NYSERDA has created numerous impediments to effective public participation, including making the draft report difficult to print, refusing to provide paper copies even to elected officials (Albany County Legislator Doug Bullock was denied a paper copy and told none are available), not posting the transcripts of public hearings held months ago on NYSERDA's website and refusing to post incoming comments as they arrive.

Thus, those who wish to comment on the draft are unable to see what has already been submitted and possibly learn from it.

Nanotechnology, chip manufacturing, casinos, tax-free college zones and other corporate welfare have not and will not bring prosperity to the masses.

New Yorkers would benefit from an energy policy that targets teaching and training the chronically unemployed and underemployed to repair, restore and eventually purchase the aging housing stock that many reside in. They can get on career tracks with promising futures while transforming houses into energy-efficient and energy-self-sufficient structures. A great energy plan would be a great green jobs program. If government, private industry, building owners and labor unions made a commitment to equip 25,000 buildings per year with rooftop solar, many tens of thousands of permanent jobs could be created for building trades workers by the construction, maintenance, repair and upgrade of this equipment.

The energy plan contains no urgency about predictions that temperatures in New York state may rise by 5 to 10 degrees Fahrenheit within 100 years, with an accompanying severe dislocation to health, environment and farming. The Interim Climate Action Plan issued by departing Gov. David Paterson late in 2010 has not been followed up on by Cuomo.

Tom Ellis


Weigh long-term impact of decisions

There is a myopic sensibility to bureaucratic planning these days. Like ants, the focus is on one aspect, forgetting that the world is organized around systems. Ants are amazing and can be very effective, but they do not see the whole picture.

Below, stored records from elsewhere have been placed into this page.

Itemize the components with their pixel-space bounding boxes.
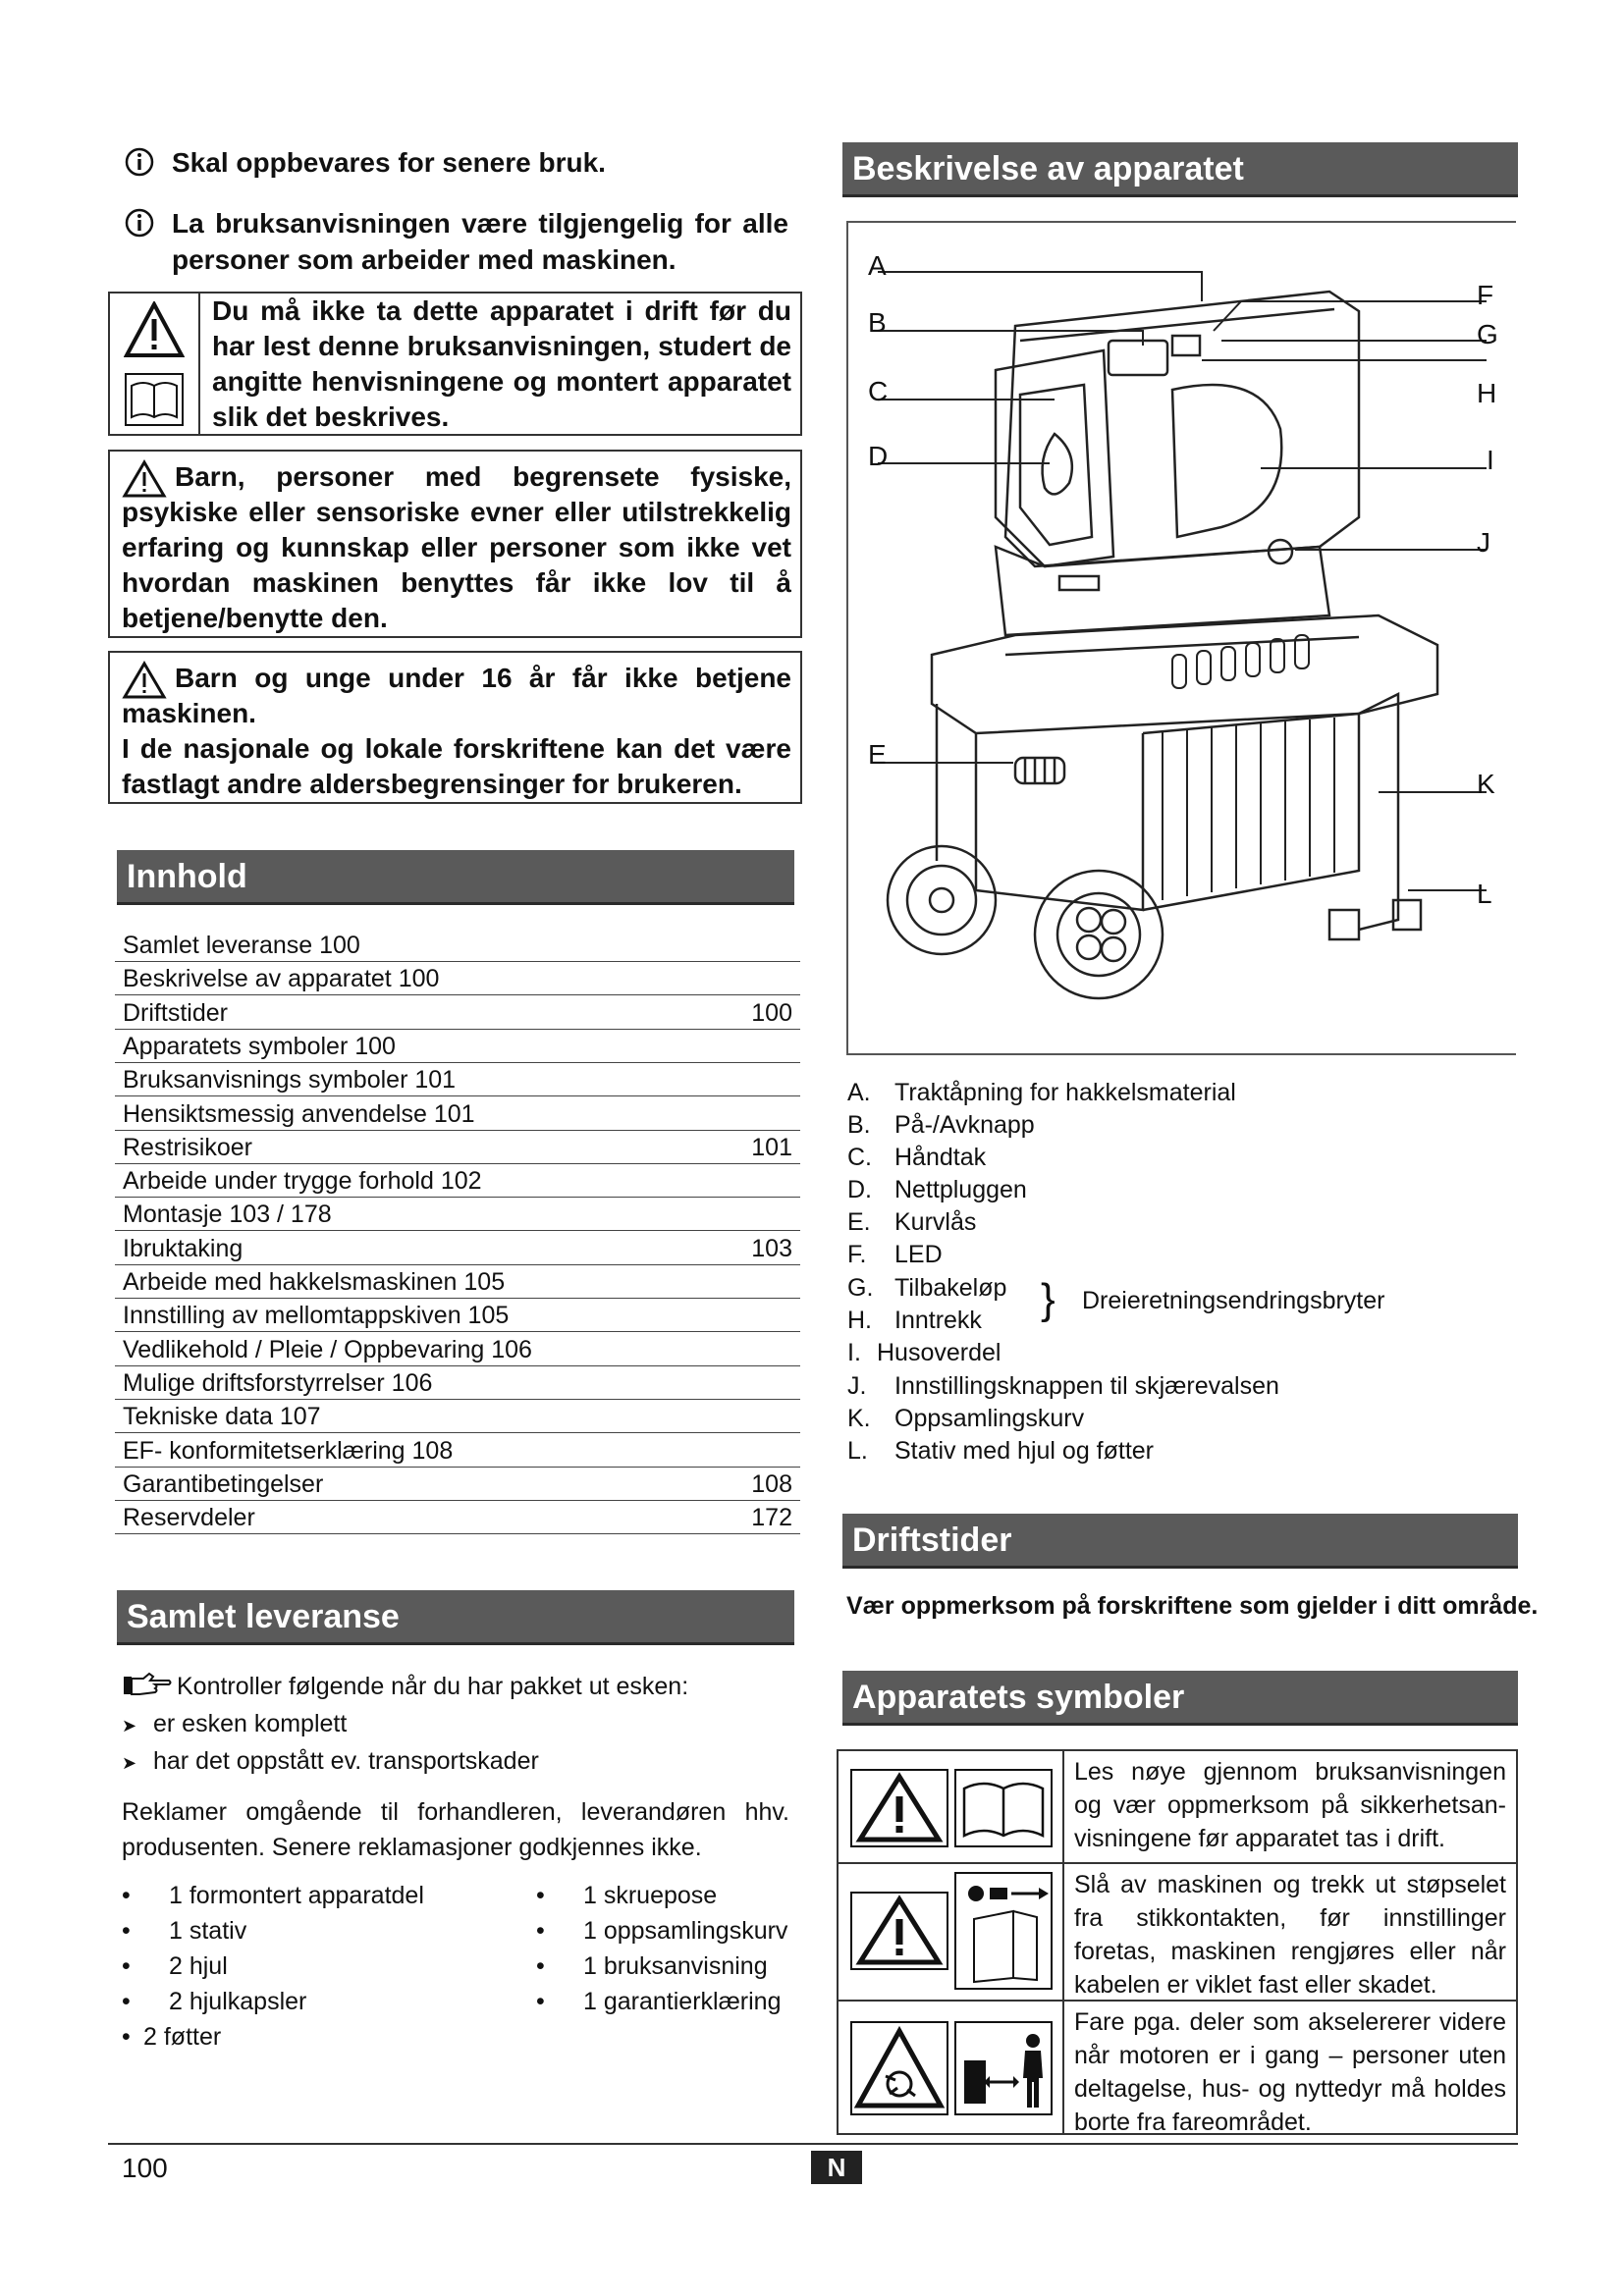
item-text: 2 hjulkapsler xyxy=(169,1988,307,2015)
toc-row xyxy=(115,1500,800,1534)
manual-book-icon xyxy=(124,372,185,427)
item-text: 1 skruepose xyxy=(583,1882,718,1909)
legend-letter: A. xyxy=(847,1079,871,1106)
legend-text: Husoverdel xyxy=(877,1339,1001,1366)
legend-item xyxy=(847,1337,1001,1369)
info-icon xyxy=(125,147,154,177)
legend-item xyxy=(847,1142,986,1174)
arrow-bullet-icon: ➤ xyxy=(122,1716,137,1735)
footer-rule xyxy=(108,2143,1518,2145)
item-text: 2 hjul xyxy=(169,1952,228,1980)
legend-text: Inntrekk xyxy=(894,1307,982,1334)
symbol-row xyxy=(839,1751,1516,1862)
delivery-check-list xyxy=(122,1706,799,1781)
legend-letter: F. xyxy=(847,1241,867,1268)
toc-label: EF- konformitetserklæring 108 xyxy=(123,1436,454,1465)
item-text: 1 bruksanvisning xyxy=(583,1952,768,1980)
delivery-intro-text: Kontroller følgende når du har pakket ut esken: xyxy=(177,1673,689,1700)
callout-letter: H xyxy=(1477,378,1497,408)
warning-children-box xyxy=(108,450,802,638)
group-brace: } xyxy=(1041,1275,1056,1323)
symbol-icons xyxy=(839,2002,1064,2135)
symbol-text: Slå av maskinen og trekk ut støpselet fra stikkontakten, før innstillinger foretas, maskinen rengjøres eller når kabelen er viklet fast eller skadet. xyxy=(1074,1871,1506,1999)
legend-item xyxy=(847,1435,1154,1468)
item-text: 1 garantierklæring xyxy=(583,1988,782,2015)
callout-letter: K xyxy=(1477,769,1495,799)
toc-row xyxy=(115,1332,800,1366)
list-item xyxy=(122,1878,495,1913)
toc-page: 172 xyxy=(751,1504,792,1532)
unplug-manual-icon xyxy=(954,1872,1053,1990)
toc-label: Reservdeler xyxy=(123,1504,255,1532)
bullet-icon: • xyxy=(122,2023,131,2051)
toc-row xyxy=(115,928,800,962)
legend-item xyxy=(847,1174,1027,1206)
toc-row xyxy=(115,1231,800,1265)
toc-label: Arbeide under trygge forhold 102 xyxy=(123,1167,482,1196)
legend-text: LED xyxy=(894,1241,943,1268)
callout-letter: A xyxy=(868,250,887,281)
toc-row xyxy=(115,1298,800,1332)
legend-letter: H. xyxy=(847,1307,872,1334)
list-item xyxy=(122,1913,495,1949)
notice-keep: Skal oppbevares for senere bruk. xyxy=(172,147,606,178)
toc-row xyxy=(115,1365,800,1400)
legend-item xyxy=(847,1206,976,1239)
toc-label: Beskrivelse av apparatet 100 xyxy=(123,965,440,993)
toc-row xyxy=(115,961,800,995)
callout-letter: J xyxy=(1477,527,1490,558)
callout-letter: B xyxy=(868,307,887,338)
rotating-parts-warning-icon xyxy=(850,2021,948,2115)
symbol-row xyxy=(839,1862,1516,2002)
legend-text: Innstillingsknappen til skjærevalsen xyxy=(894,1372,1279,1400)
toc-label: Samlet leveranse 100 xyxy=(123,932,360,959)
legend-text: Oppsamlingskurv xyxy=(894,1405,1085,1432)
symbol-text: Fare pga. deler som akselererer videre når motoren er i gang – personer uten deltagelse, hus- og nyttedyr må holdes borte fra fareområdet. xyxy=(1074,2008,1506,2136)
legend-item xyxy=(847,1370,1279,1403)
shredder-illustration xyxy=(848,223,1516,1053)
toc-label: Driftstider xyxy=(123,998,228,1027)
symbol-icons xyxy=(839,1751,1064,1862)
legend-letter: G. xyxy=(847,1274,874,1302)
gh-group-label: Dreieretningsendringsbryter xyxy=(1082,1287,1385,1314)
bullet-icon: • xyxy=(536,1952,545,1980)
toc-row xyxy=(115,1399,800,1433)
bullet-icon: • xyxy=(122,1917,131,1945)
bullet-icon: • xyxy=(122,1952,131,1980)
warning-read-manual-box xyxy=(108,292,802,436)
bullet-icon: • xyxy=(536,1882,545,1909)
bullet-icon: • xyxy=(122,1988,131,2015)
legend-letter: B. xyxy=(847,1111,871,1139)
toc-label: Ibruktaking xyxy=(123,1234,244,1262)
toc-row xyxy=(115,1433,800,1468)
contents-heading: Innhold xyxy=(117,850,794,905)
toc-page: 100 xyxy=(751,998,792,1027)
delivery-claim: Reklamer omgående til forhandleren, leverandøren hhv. produsenten. Senere reklamasjoner godkjennes ikke. xyxy=(122,1798,789,1861)
notice-available: La bruksanvisningen være tilgjengelig for alle personer som arbeider med maskinen. xyxy=(172,208,788,275)
toc-label: Garantibetingelser xyxy=(123,1469,324,1498)
toc-row xyxy=(115,1163,800,1198)
list-item xyxy=(536,1878,831,1913)
legend-letter: J. xyxy=(847,1372,867,1400)
bullet-icon: • xyxy=(536,1917,545,1945)
legend-text: Tilbakeløp xyxy=(894,1274,1007,1302)
bullet-icon: • xyxy=(536,1988,545,2015)
toc-label: Arbeide med hakkelsmaskinen 105 xyxy=(123,1268,506,1296)
callout-letter: L xyxy=(1477,879,1492,909)
toc-row xyxy=(115,1062,800,1096)
toc-row xyxy=(115,995,800,1030)
list-item xyxy=(122,1743,799,1781)
legend-text: Kurvlås xyxy=(894,1208,977,1236)
warning-children-text: Barn, personer med begrensete fysiske, psykiske eller sensoriske evner eller utilstrekkelig erfaring og kunnskap eller personer som ikke vet hvordan maskinen benyttes får ikke lov til å betjene/benytte den. xyxy=(122,461,791,633)
delivery-intro xyxy=(122,1669,799,1704)
callout-letter: D xyxy=(868,441,889,471)
legend-letter: D. xyxy=(847,1176,872,1203)
legend-letter: I. xyxy=(847,1339,861,1366)
toc-label: Restrisikoer xyxy=(123,1133,252,1161)
warning-triangle-icon xyxy=(124,301,185,358)
toc-label: Apparatets symboler 100 xyxy=(123,1032,396,1060)
legend-letter: C. xyxy=(847,1144,872,1171)
keep-distance-icon xyxy=(954,2021,1053,2115)
toc-label: Bruksanvisnings symboler 101 xyxy=(123,1066,457,1095)
list-item xyxy=(122,1706,799,1743)
toc-label: Mulige driftsforstyrrelser 106 xyxy=(123,1368,433,1397)
toc-label: Hensiktsmessig anvendelse 101 xyxy=(123,1099,475,1128)
device-diagram xyxy=(846,221,1516,1055)
legend-letter: E. xyxy=(847,1208,871,1236)
check-text: er esken komplett xyxy=(153,1710,348,1737)
language-badge: N xyxy=(811,2151,862,2184)
warning-triangle-icon xyxy=(850,1769,948,1847)
legend-item xyxy=(847,1272,1006,1305)
toc-row xyxy=(115,1197,800,1231)
description-heading: Beskrivelse av apparatet xyxy=(842,142,1518,197)
delivery-heading: Samlet leveranse xyxy=(117,1590,794,1645)
list-item xyxy=(122,1949,495,1984)
legend-item xyxy=(847,1077,1236,1109)
legend-letter: L. xyxy=(847,1437,868,1465)
callout-letter: F xyxy=(1477,280,1494,310)
manual-book-icon xyxy=(954,1769,1053,1847)
legend-text: Traktåpning for hakkelsmaterial xyxy=(894,1079,1236,1106)
item-text: 1 formontert apparatdel xyxy=(169,1882,424,1909)
list-item xyxy=(122,1984,495,2019)
list-item xyxy=(122,2019,495,2055)
item-text: 1 stativ xyxy=(169,1917,247,1945)
legend-letter: K. xyxy=(847,1405,871,1432)
toc-label: Vedlikehold / Pleie / Oppbevaring 106 xyxy=(123,1335,532,1363)
item-text: 2 føtter xyxy=(143,2023,222,2051)
legend-text: Håndtak xyxy=(894,1144,987,1171)
item-text: 1 oppsamlingskurv xyxy=(583,1917,788,1945)
list-item xyxy=(536,1949,831,1984)
toc-row xyxy=(115,1029,800,1063)
symbol-row xyxy=(839,2000,1516,2135)
list-item xyxy=(536,1984,831,2019)
operating-heading: Driftstider xyxy=(842,1514,1518,1569)
legend-text: Nettpluggen xyxy=(894,1176,1027,1203)
toc-label: Tekniske data 107 xyxy=(123,1403,321,1431)
delivery-items-right xyxy=(536,1878,831,2019)
warning-age-text-2: I de nasjonale og lokale forskriftene kan det være fastlagt andre aldersbegrensinger for brukeren. xyxy=(122,733,791,799)
toc-page: 101 xyxy=(751,1133,792,1161)
callout-letter: G xyxy=(1477,319,1498,349)
info-icon xyxy=(125,208,154,238)
page-number: 100 xyxy=(122,2153,168,2183)
pointing-hand-icon xyxy=(122,1671,173,1698)
list-item xyxy=(536,1913,831,1949)
symbols-heading: Apparatets symboler xyxy=(842,1671,1518,1726)
operating-text: Vær oppmerksom på forskriftene som gjelder i ditt område. xyxy=(846,1592,1539,1620)
legend-item xyxy=(847,1305,982,1337)
warning-triangle-icon xyxy=(850,1892,948,1970)
callout-letter: E xyxy=(868,739,887,770)
warning-triangle-icon xyxy=(122,459,167,499)
symbols-table xyxy=(837,1749,1518,2135)
warning-read-manual-text: Du må ikke ta dette apparatet i drift før du har lest denne bruksanvisningen, studert de angitte henvisningene og montert apparatet slik det beskrives. xyxy=(212,295,791,432)
toc-label: Montasje 103 / 178 xyxy=(123,1201,332,1229)
warning-age-box xyxy=(108,651,802,804)
toc-page: 108 xyxy=(751,1469,792,1498)
toc-page: 103 xyxy=(751,1234,792,1262)
callout-letter: C xyxy=(868,376,889,406)
warning-icon-panel xyxy=(110,294,200,434)
legend-text: På-/Avknapp xyxy=(894,1111,1035,1139)
check-text: har det oppstått ev. transportskader xyxy=(153,1747,539,1775)
symbol-text: Les nøye gjennom bruksanvisningen og vær oppmerksom på sikkerhetsan-visningene før apparatet tas i drift. xyxy=(1074,1758,1506,1852)
legend-item xyxy=(847,1403,1084,1435)
toc-row xyxy=(115,1130,800,1164)
warning-age-text-1: Barn og unge under 16 år får ikke betjene maskinen. xyxy=(122,663,791,728)
toc-label: Innstilling av mellomtappskiven 105 xyxy=(123,1302,510,1330)
callout-letter: I xyxy=(1487,445,1494,475)
legend-item xyxy=(847,1239,943,1271)
warning-triangle-icon xyxy=(122,661,167,700)
toc-row xyxy=(115,1264,800,1299)
legend-item xyxy=(847,1109,1035,1142)
legend-text: Stativ med hjul og føtter xyxy=(894,1437,1155,1465)
toc-row xyxy=(115,1096,800,1131)
toc-row xyxy=(115,1467,800,1501)
delivery-items-left xyxy=(122,1878,495,2055)
symbol-icons xyxy=(839,1864,1064,2002)
arrow-bullet-icon: ➤ xyxy=(122,1753,137,1773)
bullet-icon: • xyxy=(122,1882,131,1909)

There is a gestalt to all things, natural and man-made, that must be taken into account. If you change one thing, there are consequences beyond the initial impact area.

Case in point: Bridges and roads are not bridges and roads, but part of transportation systems. In Schenectady County, the highway department recently added a roundabout and widened a bridge to allow for two-way traffic and improve traffic flow, which in turn made it more desirable to truck traffic in Glenville.

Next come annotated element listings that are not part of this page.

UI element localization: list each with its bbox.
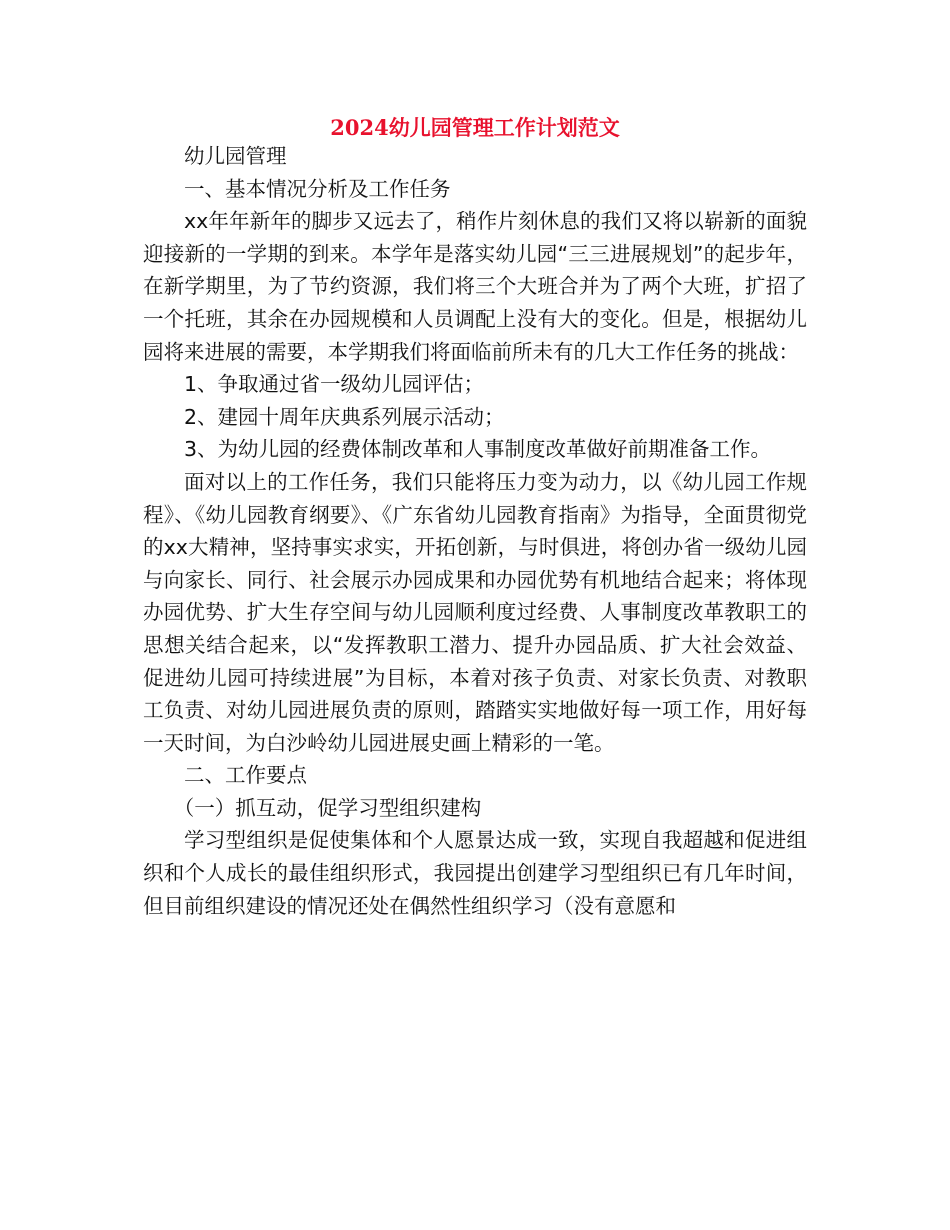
paragraph-strategy: 面对以上的工作任务，我们只能将压力变为动力，以《幼儿园工作规程》、《幼儿园教育纲要》、《广东省幼儿园教育指南》为指导，全面贯彻党的xx大精神，坚持事实求实，开拓创新，与时俱进，将创办省一级幼儿园与向家长、同行、社会展示办园成果和办园优势有机地结合起来；将体现办园优势、扩大生存空间与幼儿园顺利度过经费、人事制度改革教职工的思想关结合起来，以“发挥教职工潜力、提升办园品质、扩大社会效益、促进幼儿园可持续进展”为目标，本着对孩子负责、对家长负责、对教职工负责、对幼儿园进展负责的原则，踏踏实实地做好每一项工作，用好每一天时间，为白沙岭幼儿园进展史画上精彩的一笔。 bbox=[143, 469, 807, 755]
paragraph-section-label: 幼儿园管理 bbox=[184, 144, 287, 168]
paragraph-task-3: 3、为幼儿园的经费体制改革和人事制度改革做好前期准备工作。 bbox=[184, 437, 772, 462]
paragraph-learning-org: 学习型组织是促使集体和个人愿景达成一致，实现自我超越和促进组织和个人成长的最佳组织形式，我园提出创建学习型组织已有几年时间，但目前组织建设的情况还处在偶然性组织学习（没有意愿和 bbox=[143, 828, 807, 918]
paragraph-task-1: 1、争取通过省一级幼儿园评估； bbox=[184, 372, 485, 397]
paragraph-task-2: 2、建园十周年庆典系列展示活动； bbox=[184, 404, 505, 429]
paragraph-heading-2: 二、工作要点 bbox=[184, 763, 307, 788]
document-body bbox=[143, 140, 807, 922]
document-title: 2024幼儿园管理工作计划范文 bbox=[330, 115, 620, 140]
paragraph-subheading-1: （一）抓互动，促学习型组织建构 bbox=[173, 795, 482, 820]
paragraph-heading-1: 一、基本情况分析及工作任务 bbox=[184, 176, 451, 201]
paragraph-intro: xx年年新年的脚步又远去了，稍作片刻休息的我们又将以崭新的面貌迎接新的一学期的到来。本学年是落实幼儿园“三三进展规划”的起步年，在新学期里，为了节约资源，我们将三个大班合并为了两个大班，扩招了一个托班，其余在办园规模和人员调配上没有大的变化。但是，根据幼儿园将来进展的需要，本学期我们将面临前所未有的几大工作任务的挑战： bbox=[143, 209, 807, 364]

They didn't, however, foresee that they needed to lower the road grade or raise the bridge to accommodate the trucks, which now are getting stuck under the new bridge.

Unfortunately, the same approach is being used as they plan improvements to the Rexford Bridge without considering it as a part of a transportation corridor that will impact traffic between Routes 5 and 50, north and south, and the Northway to Route 50, east to west.

In education, concentrating on testing students instead of addressing children's social, hunger, health and learning needs shows the same myopic sensibility.

Natural systems are infinitely more complex and interconnected. Yet as a society, we exhibit the same myopic approach through our governance and corporate actions.

We must evolve into a more holistic approach. A good place to start is to employ the Native American adage, "Take no action without considering the impact seven generations into the future."

Melinda Morris Perrin


Casino will spoil new housing development

Since I first heard of the plan to develop the former Alco site along residential, commercial and recreational lines, I have thought of moving into a future condo or apartment there.

I love the idea of living near the Mohawk River.

I support mixed use where shopping, living and recreation exist in close proximity. I would be pleased to live within walking distance of our thriving downtown.

However, if a casino and resort are coming to the Alco site, I'm out. That would spoil for me the location's livability in many ways. So if the casino comes, I don't. I will take my housing dollars and spend them somewhere else.